Stacja Super 1, która w sierpniu ruszyła z 6-godzinną emisją próbną, miała – według zapowiedzi – wystartować z pełną 16-godzinną ramówką, już pod koniec września. Później start został przełożony na koniec października, jednak już wiadomo, że stacji nie uda się dotrzymać i tego terminu.
Spowodowane jest to niespodziewanym wycofaniem się w sierpniu, z bardzo zaawansowanych negocjacji, funduszu inwestycyjnego, który miał objąć udziały w polskiej telewizji. Od tego czasu stacji udało się rozpocząć negocjacje z kolejną firmą z sektora finansowego, które są już bliskie zakończenia.

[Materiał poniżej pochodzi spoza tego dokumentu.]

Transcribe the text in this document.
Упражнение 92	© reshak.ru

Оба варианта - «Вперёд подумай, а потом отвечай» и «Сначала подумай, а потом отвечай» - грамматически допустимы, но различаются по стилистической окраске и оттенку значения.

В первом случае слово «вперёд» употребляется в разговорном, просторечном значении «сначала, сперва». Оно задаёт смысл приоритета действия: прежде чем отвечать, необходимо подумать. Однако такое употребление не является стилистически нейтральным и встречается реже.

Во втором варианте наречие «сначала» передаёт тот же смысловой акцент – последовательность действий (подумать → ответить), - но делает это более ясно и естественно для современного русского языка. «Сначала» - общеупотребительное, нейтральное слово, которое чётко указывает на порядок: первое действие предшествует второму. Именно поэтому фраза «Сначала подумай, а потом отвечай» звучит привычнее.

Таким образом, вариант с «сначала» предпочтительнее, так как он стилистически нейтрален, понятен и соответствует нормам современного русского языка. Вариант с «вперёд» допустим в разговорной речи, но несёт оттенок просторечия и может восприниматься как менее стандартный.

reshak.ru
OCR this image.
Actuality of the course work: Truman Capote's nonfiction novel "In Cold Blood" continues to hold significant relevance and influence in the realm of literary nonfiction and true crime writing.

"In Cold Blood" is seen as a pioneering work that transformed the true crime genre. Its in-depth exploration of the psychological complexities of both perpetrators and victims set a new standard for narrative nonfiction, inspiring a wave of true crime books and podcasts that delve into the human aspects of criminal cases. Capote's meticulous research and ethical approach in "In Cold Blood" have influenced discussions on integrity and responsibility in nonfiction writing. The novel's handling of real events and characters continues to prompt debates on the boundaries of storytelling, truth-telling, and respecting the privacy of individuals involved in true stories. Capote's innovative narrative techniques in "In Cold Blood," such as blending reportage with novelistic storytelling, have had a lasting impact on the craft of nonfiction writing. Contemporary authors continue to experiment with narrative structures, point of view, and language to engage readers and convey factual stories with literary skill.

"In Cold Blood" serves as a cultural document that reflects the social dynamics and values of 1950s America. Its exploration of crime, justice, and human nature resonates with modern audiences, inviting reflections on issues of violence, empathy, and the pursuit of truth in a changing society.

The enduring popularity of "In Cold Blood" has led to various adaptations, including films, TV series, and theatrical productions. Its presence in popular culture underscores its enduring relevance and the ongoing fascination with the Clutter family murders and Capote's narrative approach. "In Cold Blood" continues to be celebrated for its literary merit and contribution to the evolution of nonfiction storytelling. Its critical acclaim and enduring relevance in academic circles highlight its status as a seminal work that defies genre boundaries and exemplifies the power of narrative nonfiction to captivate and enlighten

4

Nowy termin startu stacji nie został jeszcze ustalony, gdyż w dużej mierze zależeć będzie od terminu podpisania umowy i objęcia udziałów w Super 1 przez drugiego inwestora. Nowa telewizja nadawać będzie z modernizowanego właśnie studia w Słowenii, na podstawie włoskiej koncesji.
– Obecnie jest już przygotowana lista zakupów oferty programowej, a odpowiednie pozycje zostały zarezerwowane. Czekamy na podpisanie umowy z drugim inwestorem, dzięki czemu będzie można zamówione pozycje wykupić – powiedział nam Rafał Wysocki ze stacji Super 1.
Mimo przełożenia startu kanału – nie zmienia się jej ogólna koncepcja. Ma to być telewizja pogodna, bez agresji, emitująca wiele filmów i seriali komediowych, a także sporo produkcji własnych, na które składać się będą m.in. magazyny muzyczne i programy typu talkshow.